In his State of the Union address a couple of weeks ago, President Joe Biden reminded lawmakers that the United States can’t become complacent when it comes to the pandemic and urged Congress to “provide the funds we need.”
As for how many funds are needed, that’s been a moving target. The Democratic administration, as recently as a month ago, sought over $30 billion. Soon after, that total was lowered to $22.5 billion. A week ago, congressional leaders announced they’d agreed to invest $15.6 billion, and the funding would be included in the omnibus spending package.
In theory, the delay could’ve been relatively inconsequential. Lawmakers could’ve simply passed the Covid funding request separately and left the federal response to the crisis unaffected.

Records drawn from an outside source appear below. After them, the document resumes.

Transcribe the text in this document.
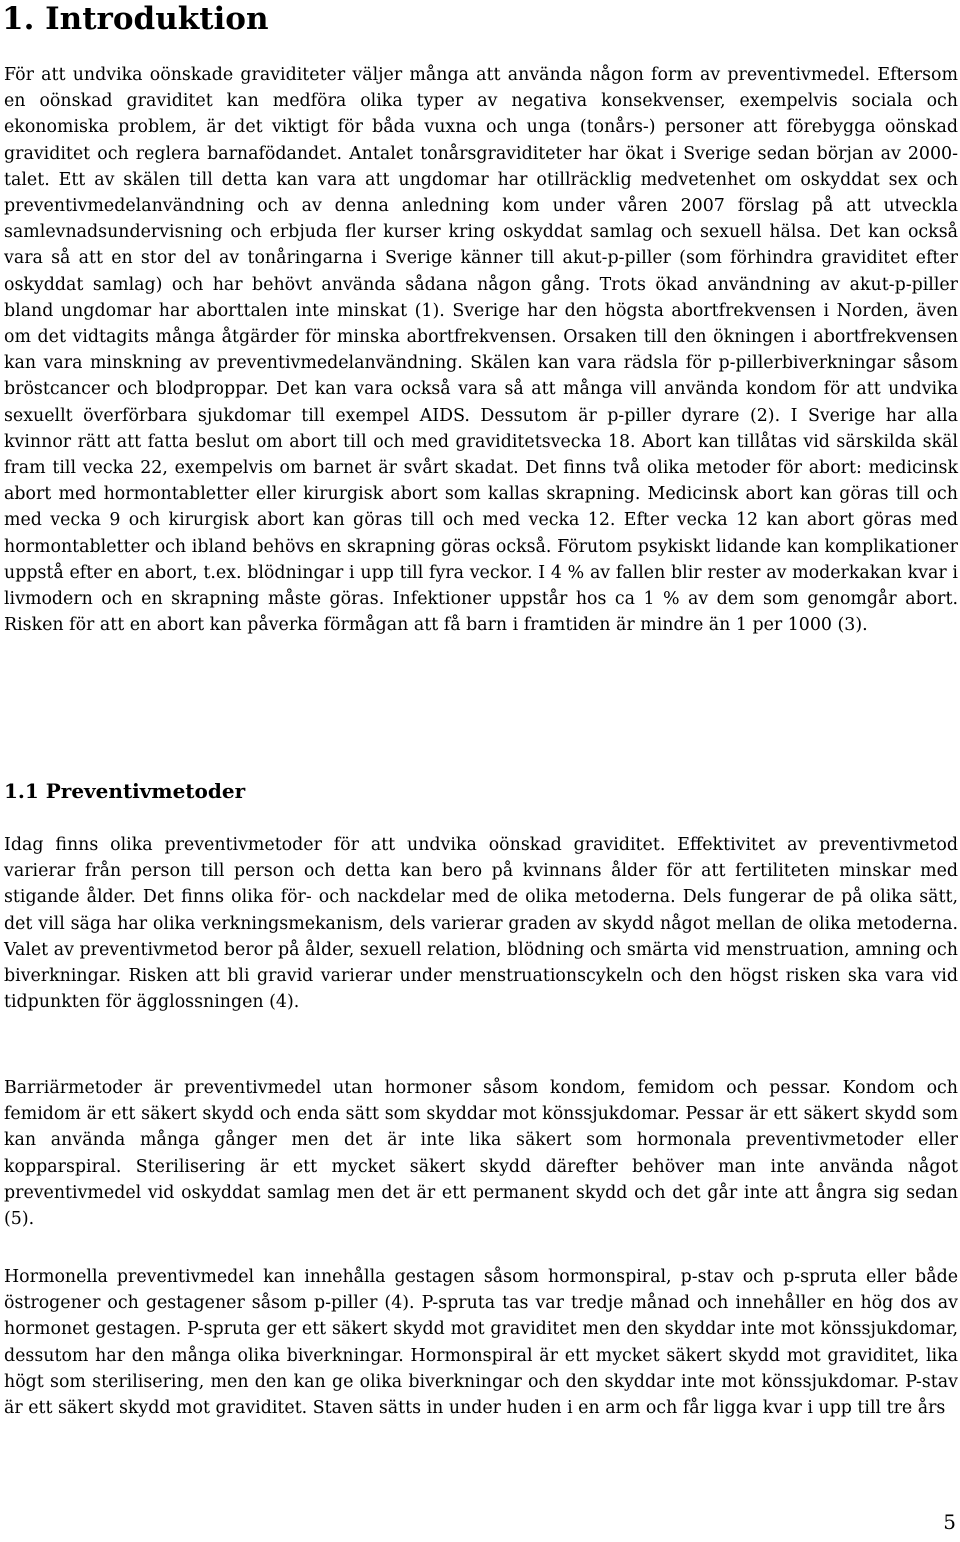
1. Introduktion

För att undvika oönskade graviditeter väljer många att använda någon form av preventivmedel. Eftersom en oönskad graviditet kan medföra olika typer av negativa konsekvenser, exempelvis sociala och ekonomiska problem, är det viktigt för båda vuxna och unga (tonårs-) personer att förebygga oönskad graviditet och reglera barnafödandet. Antalet tonårsgraviditeter har ökat i Sverige sedan början av 2000-talet. Ett av skälen till detta kan vara att ungdomar har otillräcklig medvetenhet om oskyddat sex och preventivmedelanvändning och av denna anledning kom under våren 2007 förslag på att utveckla samlevnadsundervisning och erbjuda fler kurser kring oskyddat samlag och sexuell hälsa. Det kan också vara så att en stor del av tonåringarna i Sverige känner till akut-p-piller (som förhindra graviditet efter oskyddat samlag) och har behövt använda sådana någon gång. Trots ökad användning av akut-p-piller bland ungdomar har aborttalen inte minskat (1). Sverige har den högsta abortfrekvensen i Norden, även om det vidtagits många åtgärder för minska abortfrekvensen. Orsaken till den ökningen i abortfrekvensen kan vara minskning av preventivmedelanvändning. Skälen kan vara rädsla för p-pillerbiverkningar såsom bröstcancer och blodproppar. Det kan vara också vara så att många vill använda kondom för att undvika sexuellt överförbara sjukdomar till exempel AIDS. Dessutom är p-piller dyrare (2). I Sverige har alla kvinnor rätt att fatta beslut om abort till och med graviditetsvecka 18. Abort kan tillåtas vid särskilda skäl fram till vecka 22, exempelvis om barnet är svårt skadat. Det finns två olika metoder för abort: medicinsk abort med hormontabletter eller kirurgisk abort som kallas skrapning. Medicinsk abort kan göras till och med vecka 9 och kirurgisk abort kan göras till och med vecka 12. Efter vecka 12 kan abort göras med hormontabletter och ibland behövs en skrapning göras också. Förutom psykiskt lidande kan komplikationer uppstå efter en abort, t.ex. blödningar i upp till fyra veckor. I 4 % av fallen blir rester av moderkakan kvar i livmodern och en skrapning måste göras. Infektioner uppstår hos ca 1 % av dem som genomgår abort. Risken för att en abort kan påverka förmågan att få barn i framtiden är mindre än 1 per 1000 (3).

1.1 Preventivmetoder

Idag finns olika preventivmetoder för att undvika oönskad graviditet. Effektivitet av preventivmetod varierar från person till person och detta kan bero på kvinnans ålder för att fertiliteten minskar med stigande ålder. Det finns olika för- och nackdelar med de olika metoderna. Dels fungerar de på olika sätt, det vill säga har olika verkningsmekanism, dels varierar graden av skydd något mellan de olika metoderna. Valet av preventivmetod beror på ålder, sexuell relation, blödning och smärta vid menstruation, amning och biverkningar. Risken att bli gravid varierar under menstruationscykeln och den högst risken ska vara vid tidpunkten för ägglossningen (4).

Barriärmetoder är preventivmedel utan hormoner såsom kondom, femidom och pessar. Kondom och femidom är ett säkert skydd och enda sätt som skyddar mot könssjukdomar. Pessar är ett säkert skydd som kan använda många gånger men det är inte lika säkert som hormonala preventivmetoder eller kopparspiral. Sterilisering är ett mycket säkert skydd därefter behöver man inte använda något preventivmedel vid oskyddat samlag men det är ett permanent skydd och det går inte att ångra sig sedan (5).

Hormonella preventivmedel kan innehålla gestagen såsom hormonspiral, p-stav och p-spruta eller både östrogener och gestagener såsom p-piller (4). P-spruta tas var tredje månad och innehåller en hög dos av hormonet gestagen. P-spruta ger ett säkert skydd mot graviditet men den skyddar inte mot könssjukdomar, dessutom har den många olika biverkningar. Hormonspiral är ett mycket säkert skydd mot graviditet, lika högt som sterilisering, men den kan ge olika biverkningar och den skyddar inte mot könssjukdomar. P-stav är ett säkert skydd mot graviditet. Staven sätts in under huden i en arm och får ligga kvar i upp till tre års

5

In practice, however, it’s a different story. NBC News reported:
Biden administration officials warned that the U.S. will soon run out of funding for future Covid booster shots, new treatments and testing efforts if the spending legislation remains stuck in Congress.... “We want to be clear, waiting to provide funding until we’re in a worse spot with the virus will be too late,” [a senior administration] official said.
The closer one looks at the details, the more unsettling the bigger picture becomes. As The New York Times recently reported, “Faced with Republican resistance after asking for billions of additional dollars to keep fighting the coronavirus, the Biden administration recently supplied Congress with a chart showing how much money it had left for testing, therapeutics and vaccines. It was filled with zeros.”
In practical terms, it means the administration won’t have the resources to buy, among other things, monoclonal antibody treatments. An NPR report added that the White House may also have to soon “start to wind down a Covid-19 program that pays to test, treat and vaccinate people who don’t have health insurance.”
And yet, Senate Republicans — whose support would be needed to get Covid funding past the 60-vote threshold — appear convinced that the funding isn’t really needed.
Sen. Richard Shelby, for example, the top Republican on the Appropriations Committee, told Politico, “There’s a doubt that they need this money with a lot of us.” The Alabaman added, “I’ve said this for weeks, a real accounting of the money [already spent on Covid] that the American people deserve and then go from there. If there’s no money left, and it’s not hidden somewhere, and if they show a need, then you got, maybe, a persuasive case.”
Sen. Roy Blunt of Missouri, the Senate’s top Republican in charge of health care spending, added, “I’m for replenishing these accounts. But it’s their job to help make the case as to how much they need and how long it will last. I’d like to have some of those facts, so I could advocate for that amount of money in that amount of time.”
There is no firm deadline, per se. What will happen is that existing programs will simply start fading away as they run out of funds, and investments to deal with future variants simply won’t happen. Watch this space.